The remedial measures incorporated into the proposed Consent Decree include the development of a number of plans and programs addressing compliance with the Small MS4 General Permit and the City’s WWTF Permit, timelines for implementing the approved plans and programs, upgrading of facilities and treatment controls, and reporting to EPA and MassDEP. For example, under the terms of the proposed decree, the City would be required to address the following:

  • Illicit Discharge Prohibition and Removal
    • Submit a revised IDDE plan for the monitoring of MS4 outfalls and the investigation of sub-catchment areas.
    • Adopt an ordinance or other regulatory mechanism prohibiting non-stormwater discharges into the MS4, and submit to EPA and to MassDEP an IDDE Enforcement Manual to assist with the detection and removal of non-stormwater discharges.
  • Storm Sewer Outfalls and Building/Private Party Backups
    • Comply with a 24-hour reporting requirement to EPA and to MassDEP for any storm sewer outfall and building/private party backup that occurs.
    • Submit to EPA and to MassDEP an updated assessment of the capacity, operation, and maintenance of its collection system, and based on the deficiencies identified in the self-assessment, submit to EPA and MassDEP by January 31, 2017 a Capacity, Management, Operation, and Maintenance Corrective Action Plan.
    • Submit an Emergency Response Plan to EPA and MassDEP setting forth procedures for responding to storm sewer outfall and building/private party backup.
  • GIS Mapping
    • Within one year, submit to EPA and MassDEP a GIS map of the MS4 system and other collection systems, including information on infrastructure, water resources and topographic features, operation and maintenance, investigations remediation, and capital projects.
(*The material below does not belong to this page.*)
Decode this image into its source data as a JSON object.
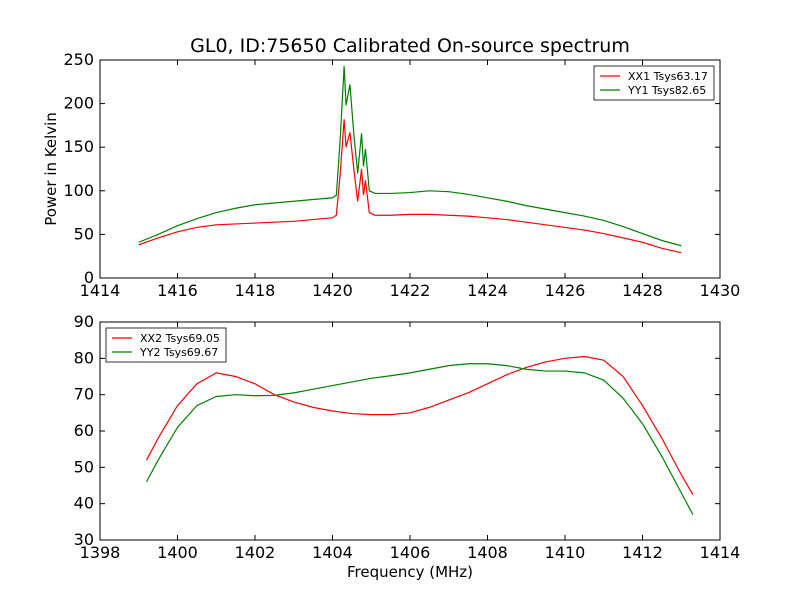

  • Construction Site Stormwater
    • Adopt an ordinance or other regulatory mechanism requiring sediment and erosion control at construction sites, and another requiring the management of stormwater runoff at post-construction development and redevelopment.
    • Develop a Construction Site program.
  • CSO Monitoring
    • Equip CSO outfalls with continuous meters.
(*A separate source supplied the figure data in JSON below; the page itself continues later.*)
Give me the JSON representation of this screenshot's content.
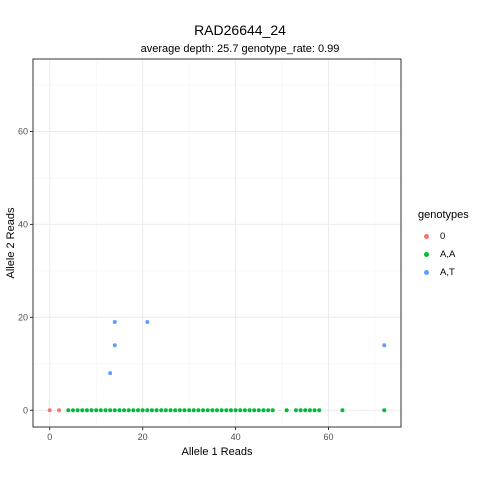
{
  "chart_data": {
    "type": "scatter",
    "title": "RAD26644_24",
    "subtitle": "average depth:  25.7  genotype_rate:  0.99",
    "xlabel": "Allele 1 Reads",
    "ylabel": "Allele 2 Reads",
    "xlim": [
      -3.6,
      75.6
    ],
    "ylim": [
      -3.6,
      75.6
    ],
    "xticks": [
      0,
      20,
      40,
      60
    ],
    "yticks": [
      0,
      20,
      40,
      60
    ],
    "grid": true,
    "legend_title": "genotypes",
    "legend_position": "right",
    "series": [
      {
        "name": "0",
        "color": "#F8766D",
        "points": [
          [
            0,
            0
          ],
          [
            2,
            0
          ]
        ]
      },
      {
        "name": "A,A",
        "color": "#00BA38",
        "points": [
          [
            4,
            0
          ],
          [
            5,
            0
          ],
          [
            6,
            0
          ],
          [
            7,
            0
          ],
          [
            8,
            0
          ],
          [
            9,
            0
          ],
          [
            10,
            0
          ],
          [
            11,
            0
          ],
          [
            12,
            0
          ],
          [
            13,
            0
          ],
          [
            14,
            0
          ],
          [
            15,
            0
          ],
          [
            16,
            0
          ],
          [
            17,
            0
          ],
          [
            18,
            0
          ],
          [
            19,
            0
          ],
          [
            20,
            0
          ],
          [
            21,
            0
          ],
          [
            22,
            0
          ],
          [
            23,
            0
          ],
          [
            24,
            0
          ],
          [
            25,
            0
          ],
          [
            26,
            0
          ],
          [
            27,
            0
          ],
          [
            28,
            0
          ],
          [
            29,
            0
          ],
          [
            30,
            0
          ],
          [
            31,
            0
          ],
          [
            32,
            0
          ],
          [
            33,
            0
          ],
          [
            34,
            0
          ],
          [
            35,
            0
          ],
          [
            36,
            0
          ],
          [
            37,
            0
          ],
          [
            38,
            0
          ],
          [
            39,
            0
          ],
          [
            40,
            0
          ],
          [
            41,
            0
          ],
          [
            42,
            0
          ],
          [
            43,
            0
          ],
          [
            44,
            0
          ],
          [
            45,
            0
          ],
          [
            46,
            0
          ],
          [
            47,
            0
          ],
          [
            48,
            0
          ],
          [
            51,
            0
          ],
          [
            53,
            0
          ],
          [
            54,
            0
          ],
          [
            55,
            0
          ],
          [
            56,
            0
          ],
          [
            57,
            0
          ],
          [
            58,
            0
          ],
          [
            63,
            0
          ],
          [
            72,
            0
          ]
        ]
      },
      {
        "name": "A,T",
        "color": "#619CFF",
        "points": [
          [
            13,
            8
          ],
          [
            14,
            14
          ],
          [
            14,
            19
          ],
          [
            21,
            19
          ],
          [
            72,
            14
          ]
        ]
      }
    ]
  }
}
    • Submit notification within 24 hours of any CSO discharge to MassDEP, EPA, the Merrimark River Watershed Council, MA Division of Marine Fisheries, and Boards of Health for downstream communities.
    • Submit an annual CSO activation report to EPA and MassDEP.
  • CSO Planning and Plan Implementation
    • Raise CSO regulator weirs.
    • Submit a Final CSO Long-Term Control Plan.
  • Stipulated Penalties
    • Among others, for each day that a storm sewer outfall backup occurs, pay a stipulated penalty of $6,500, unless the City can show that it stopped the storm sewer outfall backup as soon as reasonably practicable, the City is in full compliance with the Consent Decree, and the City has complied with all reporting requirements for the storm sewer outfall backup.

The compliance requirements highlight EPA’s focus on key areas of concern in MS4 systems, all of which are addressed in the pending 2016 Small MS4 General Permit for Massachusetts: IDDE, management of construction sites, GIS mapping, and adoption of regulatory mechanisms by municipalities. The development and implementation of these compliance measures are certain to require extensive City resources and effort, not to mention substantial coordination with EPA and MassDEP.